Line Gignac, qui a partagé plusieurs des moments difficiles de Burns au cours de sa carrière de 14 saisons dans la LNH, a partagé une nuit spéciale avec son coach de mari après cette conquête. Lorsque Pat a finalement obtenu sa journée avec le précieux trophée, il n’a pas gaspillé une seule seconde de ces moments précieux. La coupe a accompagné le couple jusque dans sa chambre à coucher.
«Le trophée n’était pas pied du lit ou sur une table de chevet. Il était dans le lit. Entre nous deux», a assuré, en riant de bon cœur, Line Gignac lors de la rencontre avec les journalistes vendredi.
Les rires et les sourires de Line Gignac contrastent avec l’air sérieux – quand il était de bonne humeur – de Pat Burns. Souvent questionnée sur le caractère bouillant de son homme, la veuve de Pat Burns s’assure de redorer son image.
«Pat était un homme imprévisible vous savez. Il donnait souvent l’impression d’être de mauvais poil, mais il était un gars très chaleureux.
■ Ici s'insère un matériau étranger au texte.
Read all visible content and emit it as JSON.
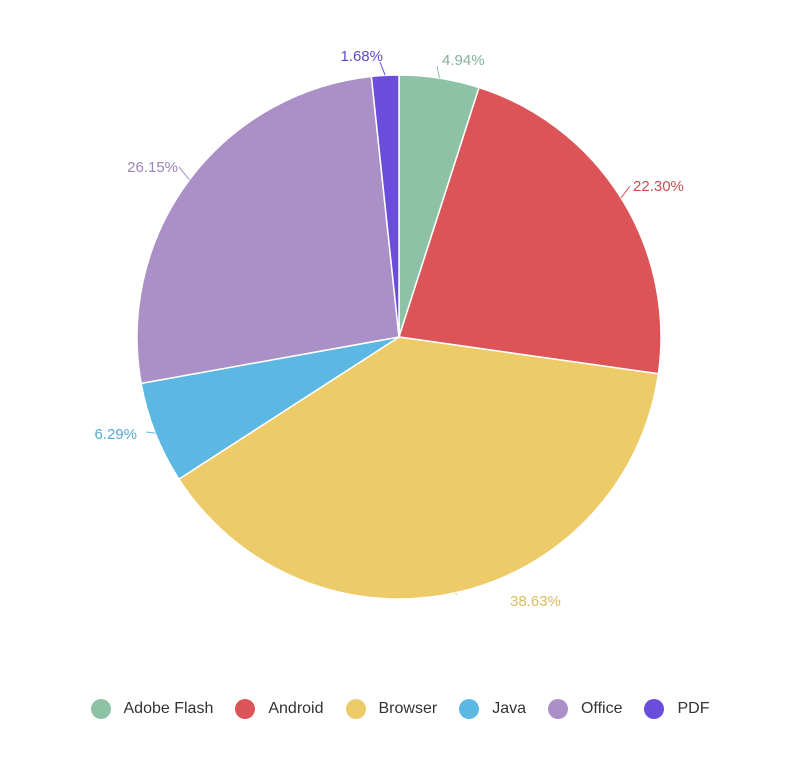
{
  "chart_data": {
    "type": "pie",
    "title": "",
    "legend_position": "bottom",
    "slices": [
      {
        "label": "Adobe Flash",
        "value": 4.94,
        "display": "4.94%",
        "color": "#8ec2a6"
      },
      {
        "label": "Android",
        "value": 22.3,
        "display": "22.30%",
        "color": "#db5457"
      },
      {
        "label": "Browser",
        "value": 38.63,
        "display": "38.63%",
        "color": "#eecb69"
      },
      {
        "label": "Java",
        "value": 6.29,
        "display": "6.29%",
        "color": "#5db7e3"
      },
      {
        "label": "Office",
        "value": 26.15,
        "display": "26.15%",
        "color": "#aa90c6"
      },
      {
        "label": "PDF",
        "value": 1.68,
        "display": "1.68%",
        "color": "#6a4ddb"
      }
    ]
  }
}
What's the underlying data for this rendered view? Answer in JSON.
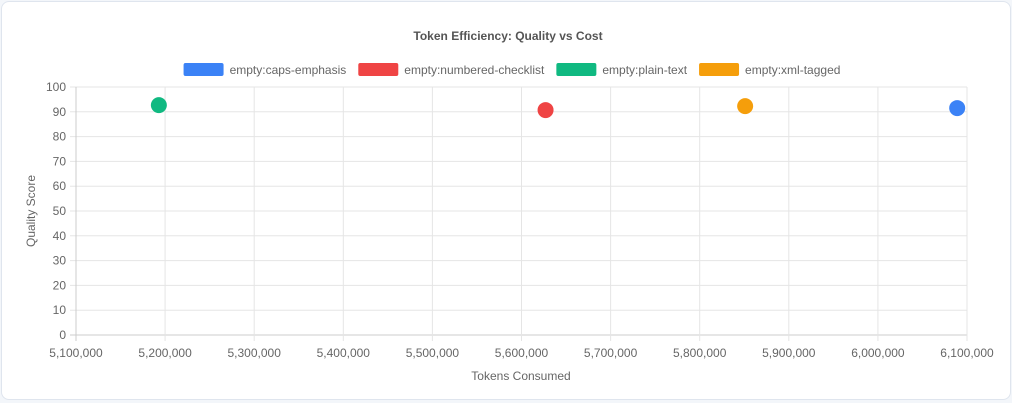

Il aimait ses joueurs. Il aimait les partisans. Pendant sa carrière, ce n’était pas toujours facile. Il a traversé de mauvaises séquences. On en parlait un peu ensemble et chaque discussion se terminait de la même façon. Il lançait : pas question d’abandonner. C’était ça Pat. Un battant. Un gars qui ne lâchait jamais. Il l’a prouvé avec son combat contre le cancer. Et une fois sa carrière terminée, Pat est redevenu le gars bon, humble et attentionné que le coach a caché pendant sa carrière. Je ne sais pas ce qu’il dirait aujourd’hui pour commenter son intronisation. Il aurait sans doute des bons mots pour tous ses joueurs, pour tous ceux qui ont travaillé avec lui. Mais je me demande aussi s’il serait capable de parler. C’est un tel honneur, ça représente tellement pour lui et pour nous aujourd’hui que je crois parfois qu’un tel hommage l’aurait laissé sans mot. Que pour la première fois de a vie, il aurait été incapable de parler.»
Bien que son âme et les souvenirs qu’il a laissés flottent sur Toronto, Pat Burns ne sera pas au Temple de la renommée lundi soir pour y souligner son entrée. Son épouse et son fils Jason uniront leurs voix pour lui permettre de le faire peut-être mieux qu’il ne l’aurait fait lui même.